Ryan AdamsRock N Roll (Lost Highway)

It’s easy to hate Ryan Adams. But it’s impossible to hate his music. Heartbreaker oozed with honesty, Gold exploded with melody, Demolition screams with potential, and his newest release, Rock N Roll does just what the name implies: it rocks.

According to Adams, Rock N Roll was conceived the day Lost Highway decided that Love is Hell was too moody to release. Ryan being Ryan, he drank away his troubles, met up with Johnny T, and decided to give the record executives something that is everything except moody. Out came Rock N Roll, the final bullet to the head of Whiskeytown.

Adams’ newest release is a trip through his record collection. You can hear U2 in the first single, “So Alive.” “Note to Self: Don’t Die” is the best song Nirvana could never write. “Anybody Wanna Take Me Home” takes a page out of Morrisey’s playbook. But should Adams be punished for wearing his influences on his sleeve?
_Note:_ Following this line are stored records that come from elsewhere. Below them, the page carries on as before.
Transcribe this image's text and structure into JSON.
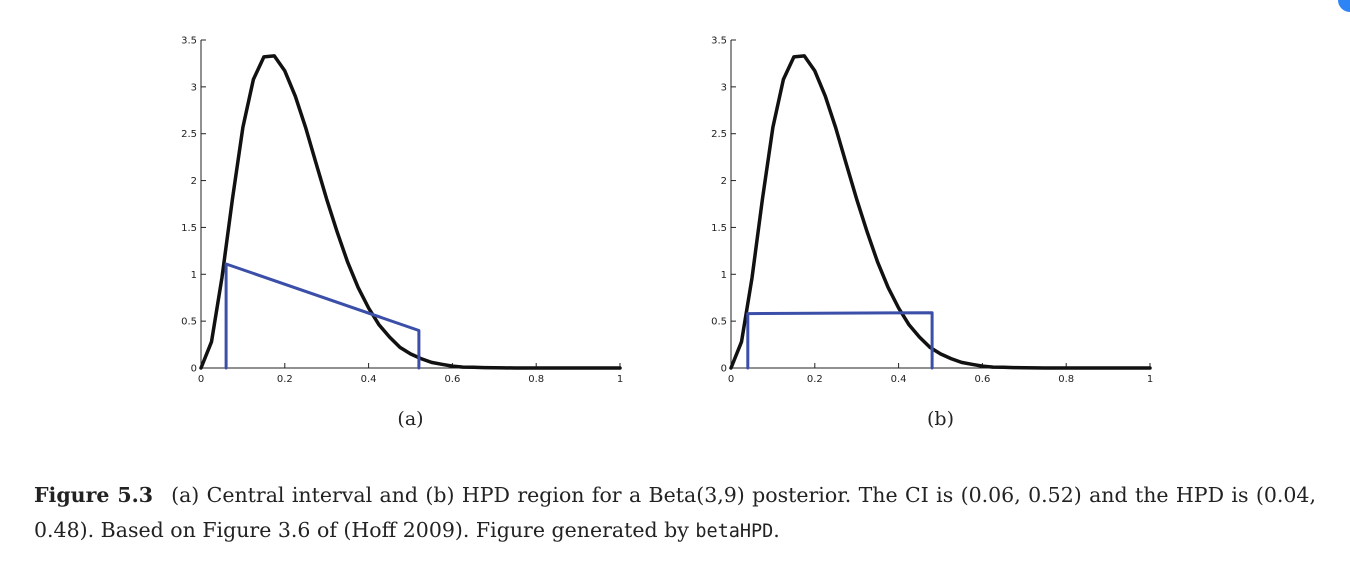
{
  "chart_data": [
    {
      "type": "line",
      "panel_label": "(a)",
      "xlim": [
        0,
        1
      ],
      "ylim": [
        0,
        3.5
      ],
      "x_ticks": [
        "0",
        "0.2",
        "0.4",
        "0.6",
        "0.8",
        "1"
      ],
      "y_ticks": [
        "0",
        "0.5",
        "1",
        "1.5",
        "2",
        "2.5",
        "3",
        "3.5"
      ],
      "series": [
        {
          "color": "#111111",
          "x": [
            0,
            0.025,
            0.05,
            0.075,
            0.1,
            0.125,
            0.15,
            0.175,
            0.2,
            0.225,
            0.25,
            0.275,
            0.3,
            0.325,
            0.35,
            0.375,
            0.4,
            0.425,
            0.45,
            0.475,
            0.5,
            0.525,
            0.55,
            0.575,
            0.6,
            0.625,
            0.65,
            0.675,
            0.7,
            0.725,
            0.75,
            0.775,
            0.8,
            0.825,
            0.85,
            0.875,
            0.9,
            0.925,
            0.95,
            0.975,
            1
          ],
          "y": [
            0,
            0.28,
            0.96,
            1.8,
            2.57,
            3.08,
            3.32,
            3.33,
            3.17,
            2.9,
            2.56,
            2.18,
            1.8,
            1.45,
            1.13,
            0.86,
            0.64,
            0.46,
            0.33,
            0.22,
            0.15,
            0.1,
            0.06,
            0.04,
            0.02,
            0.01,
            0.008,
            0.004,
            0.002,
            0.001,
            0,
            0,
            0,
            0,
            0,
            0,
            0,
            0,
            0,
            0,
            0
          ]
        },
        {
          "color": "#3b4fa8",
          "x": [
            0.06,
            0.06,
            0.52,
            0.52
          ],
          "y": [
            0,
            1.11,
            0.4,
            0
          ]
        }
      ]
    },
    {
      "type": "line",
      "panel_label": "(b)",
      "xlim": [
        0,
        1
      ],
      "ylim": [
        0,
        3.5
      ],
      "x_ticks": [
        "0",
        "0.2",
        "0.4",
        "0.6",
        "0.8",
        "1"
      ],
      "y_ticks": [
        "0",
        "0.5",
        "1",
        "1.5",
        "2",
        "2.5",
        "3",
        "3.5"
      ],
      "series": [
        {
          "color": "#111111",
          "x": [
            0,
            0.025,
            0.05,
            0.075,
            0.1,
            0.125,
            0.15,
            0.175,
            0.2,
            0.225,
            0.25,
            0.275,
            0.3,
            0.325,
            0.35,
            0.375,
            0.4,
            0.425,
            0.45,
            0.475,
            0.5,
            0.525,
            0.55,
            0.575,
            0.6,
            0.625,
            0.65,
            0.675,
            0.7,
            0.725,
            0.75,
            0.775,
            0.8,
            0.825,
            0.85,
            0.875,
            0.9,
            0.925,
            0.95,
            0.975,
            1
          ],
          "y": [
            0,
            0.28,
            0.96,
            1.8,
            2.57,
            3.08,
            3.32,
            3.33,
            3.17,
            2.9,
            2.56,
            2.18,
            1.8,
            1.45,
            1.13,
            0.86,
            0.64,
            0.46,
            0.33,
            0.22,
            0.15,
            0.1,
            0.06,
            0.04,
            0.02,
            0.01,
            0.008,
            0.004,
            0.002,
            0.001,
            0,
            0,
            0,
            0,
            0,
            0,
            0,
            0,
            0,
            0,
            0
          ]
        },
        {
          "color": "#3b4fa8",
          "x": [
            0.04,
            0.04,
            0.48,
            0.48
          ],
          "y": [
            0,
            0.58,
            0.59,
            0
          ]
        }
      ]
    }
  ],
  "caption": {
    "figure_label": "Figure 5.3",
    "text": "(a) Central interval and (b) HPD region for a Beta(3,9) posterior. The CI is (0.06, 0.52) and the HPD is (0.04, 0.48). Based on Figure 3.6 of (Hoff 2009). Figure generated by ",
    "code": "betaHPD",
    "end": "."
  },
  "colors": {
    "curve": "#111111",
    "interval": "#3b4fa8",
    "badge": "#2d84f5"
  }
}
Rock N Roll features Adams’ most intricate guitar work and showcases his ever-improving voice perfectly. The songs exhibit a new sense of attitude missing from Adams’ previous work. We always knew Adams was a braggart—now his music proves it. Ryan doesn’t shy away from responding the public through his songs either. “Note to self: don’t change for anyone,” he growls, responding to recent criticisms from both fans and critics alike.

While the album showcases a slew of guest performers such as Billie Joe Armstrong from Green Day and Ryan’s current love, Parker Posey, they are neither a help nor hindrance to the songs. It is Adams’ record from the moment he says “Let me sing a song to you that’s never been sung before” in “This is It” (a tongue-in-cheek reference to The Strokes) to the album’s closing line “Los Angeles is dead” in “The Drugs Not Working.”
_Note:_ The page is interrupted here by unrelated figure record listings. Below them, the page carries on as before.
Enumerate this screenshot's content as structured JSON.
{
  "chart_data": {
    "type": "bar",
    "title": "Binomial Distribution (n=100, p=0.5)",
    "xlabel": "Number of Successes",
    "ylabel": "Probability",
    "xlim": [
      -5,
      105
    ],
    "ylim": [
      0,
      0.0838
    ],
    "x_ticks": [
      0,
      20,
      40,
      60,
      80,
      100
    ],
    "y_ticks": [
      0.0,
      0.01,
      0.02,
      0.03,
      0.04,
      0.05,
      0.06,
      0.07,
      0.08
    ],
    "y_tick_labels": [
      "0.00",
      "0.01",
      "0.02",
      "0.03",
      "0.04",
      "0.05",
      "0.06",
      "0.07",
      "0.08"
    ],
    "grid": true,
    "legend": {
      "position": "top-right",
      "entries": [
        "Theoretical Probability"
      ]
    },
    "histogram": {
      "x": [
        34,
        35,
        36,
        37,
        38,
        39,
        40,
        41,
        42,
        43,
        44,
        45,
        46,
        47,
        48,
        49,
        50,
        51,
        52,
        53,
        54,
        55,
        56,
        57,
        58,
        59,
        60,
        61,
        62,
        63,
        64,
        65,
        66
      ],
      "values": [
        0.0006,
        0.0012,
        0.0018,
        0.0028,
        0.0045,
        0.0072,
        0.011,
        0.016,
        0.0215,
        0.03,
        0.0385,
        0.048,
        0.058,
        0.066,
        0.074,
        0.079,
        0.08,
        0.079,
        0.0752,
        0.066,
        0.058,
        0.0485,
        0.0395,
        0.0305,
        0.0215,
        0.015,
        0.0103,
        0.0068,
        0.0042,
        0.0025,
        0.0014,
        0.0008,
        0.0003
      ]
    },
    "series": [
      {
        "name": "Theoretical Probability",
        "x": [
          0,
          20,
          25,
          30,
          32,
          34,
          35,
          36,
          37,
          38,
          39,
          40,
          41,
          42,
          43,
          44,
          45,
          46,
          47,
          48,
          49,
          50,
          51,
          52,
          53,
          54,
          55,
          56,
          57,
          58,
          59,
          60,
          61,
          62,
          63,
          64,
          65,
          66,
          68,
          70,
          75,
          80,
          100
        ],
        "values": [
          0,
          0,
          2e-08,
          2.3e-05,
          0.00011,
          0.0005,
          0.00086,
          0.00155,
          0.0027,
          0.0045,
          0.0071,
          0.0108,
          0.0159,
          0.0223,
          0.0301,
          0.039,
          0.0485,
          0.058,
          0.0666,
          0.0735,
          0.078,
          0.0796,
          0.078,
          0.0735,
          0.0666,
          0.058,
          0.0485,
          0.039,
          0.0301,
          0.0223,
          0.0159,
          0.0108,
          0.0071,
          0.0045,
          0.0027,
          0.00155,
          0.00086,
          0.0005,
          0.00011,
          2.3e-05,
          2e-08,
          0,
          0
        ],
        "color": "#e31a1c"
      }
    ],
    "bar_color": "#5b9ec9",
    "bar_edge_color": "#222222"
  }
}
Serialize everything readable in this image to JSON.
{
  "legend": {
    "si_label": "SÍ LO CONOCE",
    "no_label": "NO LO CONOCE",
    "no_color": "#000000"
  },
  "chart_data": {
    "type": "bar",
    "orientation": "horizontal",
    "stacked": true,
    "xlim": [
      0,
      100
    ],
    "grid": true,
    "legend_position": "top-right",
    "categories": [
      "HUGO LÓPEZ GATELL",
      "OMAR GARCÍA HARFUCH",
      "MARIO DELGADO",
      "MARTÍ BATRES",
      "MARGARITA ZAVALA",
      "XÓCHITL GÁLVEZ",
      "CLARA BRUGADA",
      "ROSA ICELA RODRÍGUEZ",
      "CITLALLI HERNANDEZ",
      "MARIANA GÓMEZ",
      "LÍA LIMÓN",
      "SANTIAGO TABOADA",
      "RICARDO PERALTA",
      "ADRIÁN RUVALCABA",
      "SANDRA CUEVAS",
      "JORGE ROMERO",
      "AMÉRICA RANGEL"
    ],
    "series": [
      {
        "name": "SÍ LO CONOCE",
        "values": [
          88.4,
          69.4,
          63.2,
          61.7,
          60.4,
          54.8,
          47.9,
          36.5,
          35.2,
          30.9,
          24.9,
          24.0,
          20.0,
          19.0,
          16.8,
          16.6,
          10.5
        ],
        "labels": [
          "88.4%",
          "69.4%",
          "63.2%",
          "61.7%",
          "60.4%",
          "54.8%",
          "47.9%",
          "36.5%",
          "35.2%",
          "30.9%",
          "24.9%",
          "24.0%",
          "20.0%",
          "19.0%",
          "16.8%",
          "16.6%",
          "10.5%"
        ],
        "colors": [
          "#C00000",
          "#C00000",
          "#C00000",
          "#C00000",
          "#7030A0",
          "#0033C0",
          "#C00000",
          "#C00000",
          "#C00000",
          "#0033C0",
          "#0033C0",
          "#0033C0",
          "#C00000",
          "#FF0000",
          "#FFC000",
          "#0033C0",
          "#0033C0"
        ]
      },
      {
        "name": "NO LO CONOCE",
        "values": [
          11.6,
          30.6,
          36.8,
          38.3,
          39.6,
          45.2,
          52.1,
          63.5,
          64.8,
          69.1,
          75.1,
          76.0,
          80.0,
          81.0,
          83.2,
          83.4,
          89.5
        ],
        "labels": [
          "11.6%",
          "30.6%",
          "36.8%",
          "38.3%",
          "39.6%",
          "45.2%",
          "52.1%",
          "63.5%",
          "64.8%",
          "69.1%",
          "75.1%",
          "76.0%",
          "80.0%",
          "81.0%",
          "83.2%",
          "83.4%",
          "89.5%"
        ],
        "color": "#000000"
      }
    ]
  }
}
“Does anybody wanna take me home,” asks Ryan Adams. The answer is a resounding yes.

Read the Glorious Noise reviews of Love Is Hell, Pt. 1 and Demolition. And be sure to check out the silly online feud between Ryan Adams and GLONO’s Jake Brown.

4 thoughts on “Ryan Adams – Rock N Roll”

  1. this record came across as an earnest attempt not to be the hot thing in “alt-country” and it ended up being a cliche ridden piece of 80’s retread. It would be one thing if Adams was as successful at recreating the aural manifestations of the 80s pop-punk music he yearned to, as he was with the 60’s and 70’s stylized referencing on 2001’s “Gold”. But in the end he would have been better served to listen back to these sessions and say fun experience but not worth polluting the gene pool.
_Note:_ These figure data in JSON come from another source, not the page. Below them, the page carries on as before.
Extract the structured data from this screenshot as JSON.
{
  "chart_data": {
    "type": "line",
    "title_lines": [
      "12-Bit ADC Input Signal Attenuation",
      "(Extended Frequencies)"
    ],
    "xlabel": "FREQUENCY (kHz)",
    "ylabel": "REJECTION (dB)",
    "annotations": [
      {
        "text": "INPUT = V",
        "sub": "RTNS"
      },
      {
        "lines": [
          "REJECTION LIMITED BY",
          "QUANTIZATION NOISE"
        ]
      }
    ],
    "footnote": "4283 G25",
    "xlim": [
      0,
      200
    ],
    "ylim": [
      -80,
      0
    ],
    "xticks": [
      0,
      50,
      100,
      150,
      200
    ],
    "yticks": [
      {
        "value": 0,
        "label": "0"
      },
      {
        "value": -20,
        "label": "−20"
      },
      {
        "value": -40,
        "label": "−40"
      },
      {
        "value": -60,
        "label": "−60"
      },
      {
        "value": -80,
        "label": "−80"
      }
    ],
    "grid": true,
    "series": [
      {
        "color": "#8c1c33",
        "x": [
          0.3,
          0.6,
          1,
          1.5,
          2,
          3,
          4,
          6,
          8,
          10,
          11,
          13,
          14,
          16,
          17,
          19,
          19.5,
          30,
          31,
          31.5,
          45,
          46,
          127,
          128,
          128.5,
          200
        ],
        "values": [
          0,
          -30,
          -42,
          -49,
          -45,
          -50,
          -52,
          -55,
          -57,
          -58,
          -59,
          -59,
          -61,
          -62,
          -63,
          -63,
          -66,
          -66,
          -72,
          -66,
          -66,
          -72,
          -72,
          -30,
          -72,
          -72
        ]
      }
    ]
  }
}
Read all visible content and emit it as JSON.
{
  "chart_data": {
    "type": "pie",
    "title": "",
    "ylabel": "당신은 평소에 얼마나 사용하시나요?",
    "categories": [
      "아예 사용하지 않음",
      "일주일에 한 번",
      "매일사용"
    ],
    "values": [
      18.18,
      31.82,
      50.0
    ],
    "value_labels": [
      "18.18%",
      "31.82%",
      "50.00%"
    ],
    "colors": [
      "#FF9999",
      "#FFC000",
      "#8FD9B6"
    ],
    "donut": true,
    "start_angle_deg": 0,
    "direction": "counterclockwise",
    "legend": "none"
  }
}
  2. dont you people know that ryan said it himself that this record was a way to express what he was feeling at that time? he said that he wanted to write something that felt more like him, that he needed to write this to get this shit out in the open. it is a record of him expressing that he was tired of writing the same old shit that people are used too and that he wanted to go one step more into showing you the real ryan. i believe that this record and love is hell 1 and 2 are the best records that he has put out so far. if you dont think so, you are not a true ryan adams fan.